Il y aura immanquablement des perdants et des gagnants à la mise en oeuvre de certaines d'entre-elles : par exemple, l'abaissement des barrières réglementaires à l'entrée sur certains marchés, si elle stimule l'innovation pour des entreprises « à la frontière technologique », pénalise celles qui en sont éloignées et qui s'appuyaient jusque-là sur les rentes permises par la protection du marché.
De plus, les coûts associés à ces réformes, concentrés sur un nombre réduit de perdants, sont plus « visibles » que les gains, dilués parmi un plus grand nombre de gagnants.
Ceci constitue un obstacle à leur mise en oeuvre et rend d'autant plus nécessaire des politiques d'accompagnement. Parmi celles-ci, une politique macroéconomique expansive permettrait d'indemniser plus facilement les perdants, faciliterait les reclassements des secteurs en déclin vers les secteurs en expansion (et les plus innovants) et, au total, leur acceptabilité politique.
Il serait ainsi tout à fait opportun que la politique monétaire prenne en compte les réformes déjà intervenues dans la zone euro, que la Banque centrale européenne (BCE) a elle-même vivement recommandées, tant en termes de réduction du déficit budgétaire structurel, de modération salariale (dans un contexte de hausse des prix de l'énergie), ou de libéralisation des marchés, réformes qui ont permis de créer un contexte clairement désinflationniste. Autrement dit, que la politique monétaire accompagne la poursuite des réformes structurelles 97 ( * ) .
La réflexion sur la politique de change doit s'inscrire dans la même logique.
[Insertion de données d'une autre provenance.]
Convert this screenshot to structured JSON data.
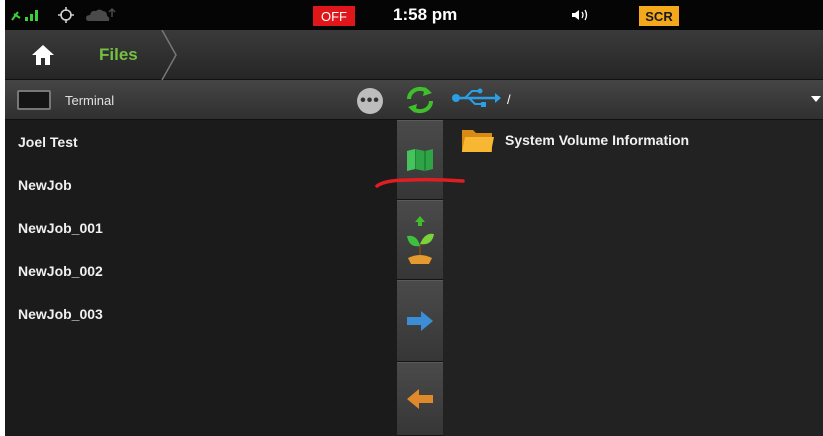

Certes, des obstacles « structurels » brident, au sein de la zone euro, une croissance fondée sur l'innovation : l'appréciation de l'euro n'en est pas « responsable ». Mais une politique de change qui limite les risques d'investissement dans la recherche et l'innovation, en préservant les débouchés et la demande adressée aux entreprises, ne constitue-t-elle pas une condition déterminante pour la résorption de ces handicaps structurels ? L'analyse, théorique ou empirique, a toujours apporté des éléments de réponse très clairs à cette question, les États-Unis semblent les connaître et votre rapporteur ne connaît pas de raisons pour qu'ils aient changé.
* 96 Ceci a été démontré par les travaux de G. NICOLETTI et S. SCARPETTA (2003).
* 97 Sur cette question, voir le Rapport du Conseil d'analyse économique (CAE) : « Politique économique et croissance en Europe », par Philippe AGHION, Élie COHEN et Jean PISANI-FERRY ainsi que le rapport d'information du Sénat n° 89, 2006-2007, sur « les perspectives économiques 2007-2011 », présenté par Joël BOURDIN au nom de la Délégation pour la Planification (pages 61 et 62).